Una columna de autoría de Leandro Mora Alfonsín (**) y Martín Trombetta (***), presentaron hace meses y bajo este título “¿En qué cancha se juega el partido del desarrollo?”, un buen análisis de lo que estamos dejando de abordar, mientras corremos tras lo urgente. De allí la oportunidad de reeditarlo en este momento. Los autores explican que “La economía argentina presenta un cuadro de estancamiento desde 2011. El crecimiento acumulado en los últimos siete años es de 4,8%, muy inferior a la media regional y factiblemente menor al crecimiento poblacional, lo cual implica que en términos per cápita la economía argentina se ha reducido. La cancha en la que juega nuestra economía se viene achicando. No parece coincidencia que casi no se hayan registrado mejoras relevantes en el mercado de trabajo en ese período, con la creación de empresas y el empleo formal privado prácticamente estancado. Solo se observa un crecimiento considerable en el empleo público (que ya luce un tanto sobredimensionado) y en los monotributistas, categoría ocupacional precaria que siquiera garantiza que los que son contabilizados en ella efectivamente estén ocupados de manera continua. En este contexto, cabe preguntarse ¿cuál es el sendero de desarrollo que Argentina necesita seguir para asegurar una reactivación sustancial del mercado de trabajo?”, se preguntan. “La respuesta a esta pregunta se aleja de los grandes titulares coyunturales, de la neurosis del F5 a la cotización del dólar y de la bola de nieve de Lebac. Y aunque una de las claves tiene que ver con mejorar las condiciones que favorecen las exportaciones, fuente genuina de divisas para los países de menor desarrollo relativo, hay que rascar más profundo. El partido se juega en otro terreno. Para precisar dónde, podemos recorrer dos caminos en estas breves líneas: por un lado, caracterizar los sectores productivos con los que contamos, los que generan valor, tecnología y empleo. Y por el otro, identificar los problemas estructurales que una política para el desarrollo debe atender”, explican.

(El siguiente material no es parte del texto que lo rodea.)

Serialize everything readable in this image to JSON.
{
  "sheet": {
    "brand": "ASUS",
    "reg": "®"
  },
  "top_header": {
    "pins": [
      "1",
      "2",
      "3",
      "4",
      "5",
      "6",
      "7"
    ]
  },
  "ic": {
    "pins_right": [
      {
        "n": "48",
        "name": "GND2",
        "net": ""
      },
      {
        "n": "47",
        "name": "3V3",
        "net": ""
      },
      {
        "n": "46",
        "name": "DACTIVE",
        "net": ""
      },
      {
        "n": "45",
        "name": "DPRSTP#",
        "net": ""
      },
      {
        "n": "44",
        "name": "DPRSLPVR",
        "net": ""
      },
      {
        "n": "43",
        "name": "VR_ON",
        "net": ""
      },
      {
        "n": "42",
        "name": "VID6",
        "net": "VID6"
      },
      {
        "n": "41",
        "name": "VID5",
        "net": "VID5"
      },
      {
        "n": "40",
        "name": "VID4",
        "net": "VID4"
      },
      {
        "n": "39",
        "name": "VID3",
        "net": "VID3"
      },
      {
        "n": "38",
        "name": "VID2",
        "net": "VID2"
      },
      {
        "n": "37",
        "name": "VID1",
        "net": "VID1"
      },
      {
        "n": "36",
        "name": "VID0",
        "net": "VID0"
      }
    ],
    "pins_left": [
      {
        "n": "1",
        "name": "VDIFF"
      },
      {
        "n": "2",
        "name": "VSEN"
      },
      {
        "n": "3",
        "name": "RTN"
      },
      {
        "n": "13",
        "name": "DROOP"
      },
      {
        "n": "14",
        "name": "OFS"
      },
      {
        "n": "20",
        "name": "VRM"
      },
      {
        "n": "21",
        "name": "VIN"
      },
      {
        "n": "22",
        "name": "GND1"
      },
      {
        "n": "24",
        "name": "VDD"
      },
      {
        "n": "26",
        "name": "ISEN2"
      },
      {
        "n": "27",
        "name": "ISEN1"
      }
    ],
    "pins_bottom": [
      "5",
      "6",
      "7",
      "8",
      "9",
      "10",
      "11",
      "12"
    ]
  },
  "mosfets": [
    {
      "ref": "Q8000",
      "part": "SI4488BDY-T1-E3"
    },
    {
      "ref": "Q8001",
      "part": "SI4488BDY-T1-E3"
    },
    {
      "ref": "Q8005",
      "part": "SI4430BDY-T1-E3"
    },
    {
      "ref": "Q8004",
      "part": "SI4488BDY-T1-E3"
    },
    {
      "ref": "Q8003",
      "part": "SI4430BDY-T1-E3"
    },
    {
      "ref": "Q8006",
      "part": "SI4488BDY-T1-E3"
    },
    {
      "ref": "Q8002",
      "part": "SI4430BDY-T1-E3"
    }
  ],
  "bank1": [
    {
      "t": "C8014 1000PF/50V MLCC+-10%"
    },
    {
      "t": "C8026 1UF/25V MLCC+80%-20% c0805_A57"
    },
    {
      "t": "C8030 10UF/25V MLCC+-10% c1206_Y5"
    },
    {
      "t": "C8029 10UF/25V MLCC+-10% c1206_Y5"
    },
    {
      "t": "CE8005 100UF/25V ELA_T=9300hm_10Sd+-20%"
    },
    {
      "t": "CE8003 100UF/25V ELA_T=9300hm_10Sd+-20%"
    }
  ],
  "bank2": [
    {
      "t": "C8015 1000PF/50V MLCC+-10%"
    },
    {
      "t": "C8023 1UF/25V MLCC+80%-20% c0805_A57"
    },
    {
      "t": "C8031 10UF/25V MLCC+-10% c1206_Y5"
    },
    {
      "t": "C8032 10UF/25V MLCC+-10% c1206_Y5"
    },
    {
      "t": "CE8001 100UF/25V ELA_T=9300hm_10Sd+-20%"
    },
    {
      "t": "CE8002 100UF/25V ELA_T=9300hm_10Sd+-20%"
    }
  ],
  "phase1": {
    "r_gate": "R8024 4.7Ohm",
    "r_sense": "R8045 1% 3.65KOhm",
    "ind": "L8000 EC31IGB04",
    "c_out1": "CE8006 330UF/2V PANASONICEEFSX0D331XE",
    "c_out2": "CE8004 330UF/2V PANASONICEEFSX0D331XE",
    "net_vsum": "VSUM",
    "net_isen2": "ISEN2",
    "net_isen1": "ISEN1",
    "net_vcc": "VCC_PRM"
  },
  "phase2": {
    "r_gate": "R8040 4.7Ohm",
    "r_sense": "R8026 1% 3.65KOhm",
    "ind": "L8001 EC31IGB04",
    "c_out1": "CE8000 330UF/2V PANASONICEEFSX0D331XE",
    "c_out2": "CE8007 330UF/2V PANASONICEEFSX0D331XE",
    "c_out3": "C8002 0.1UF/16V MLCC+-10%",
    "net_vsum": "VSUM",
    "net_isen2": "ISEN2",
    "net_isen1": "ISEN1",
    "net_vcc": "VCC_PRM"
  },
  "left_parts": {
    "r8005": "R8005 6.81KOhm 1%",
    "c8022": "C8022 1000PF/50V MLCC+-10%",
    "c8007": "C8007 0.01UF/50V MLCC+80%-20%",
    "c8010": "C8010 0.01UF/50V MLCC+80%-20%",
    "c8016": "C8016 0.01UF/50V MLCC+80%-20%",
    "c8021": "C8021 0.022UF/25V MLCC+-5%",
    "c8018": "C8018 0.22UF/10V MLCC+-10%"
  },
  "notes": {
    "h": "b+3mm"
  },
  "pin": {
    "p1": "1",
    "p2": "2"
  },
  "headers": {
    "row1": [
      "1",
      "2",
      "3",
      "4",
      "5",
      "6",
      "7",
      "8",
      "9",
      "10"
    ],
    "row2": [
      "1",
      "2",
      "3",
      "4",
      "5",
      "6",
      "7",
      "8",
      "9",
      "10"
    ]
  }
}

Con que `jugadores´ contamos?

Según los expertos “Argentina cuenta con una estructura productiva heterogénea y compleja, pero no necesariamente cohesionada. El abordaje que sucesivos gobiernos le han dado a la matriz productiva de desarrollo fortaleció la idea de que existe un trade-off inevitable entre políticas de protección a los sectores industriales con mayores capacidades de generación de empleo y la especialización productiva en sectores con base en recursos naturales y menor impacto en el mercado laboral. Pero esto no es necesariamente cierto.
Una investigación reciente de dos destacados colegas especializados en estos temas (Diego Coatz y Daniel Schteingart) señala que Argentina debe aprovechar sus recursos naturales, pero además necesita contar con sectores industriales que permitan generar otros encadenamientos, de tal modo que la fuerza laboral quede plenamente integrada en actividades de alta productividad. Una política industrial integral que vea el big picture de nuestro entramado productivo debe estimular los encadenamientos que implican aquellas actividades de mayores ventajas comparativas (pasar del pellet al alimento elaborado para el supermercado mundial) y estimular los segmentos que en cadenas de mayor intensidad tecnológica tienen una base interesante para desarrollar y proteger aquellos cuya competitividad es menor pero cohesionan en clave laboral segmentos amplios de población, sin perder de vista el equilibrio fiscal asociado. En este sentido, el hilo conductor de estas tres estrategias es el estímulo a la innovación y al desarrollo de capacidades tecnológicas. El elemento clave para un mejor aprovechamiento integral de los recursos naturales en coexistencia mutual con sectores manufactureros con distintas gradaciones de desarrollo es la inversión en ciencia y tecnología: la búsqueda de integración de distintas cadenas a partir de las ventajas con las que se cuenta, partiendo de una política industrial estratégica y dinámica, que marque metas, tiempos y objetivos a través de consensos y articulaciones público-privadas”.

Cuál es la `táctica´ para entrar a la cancha?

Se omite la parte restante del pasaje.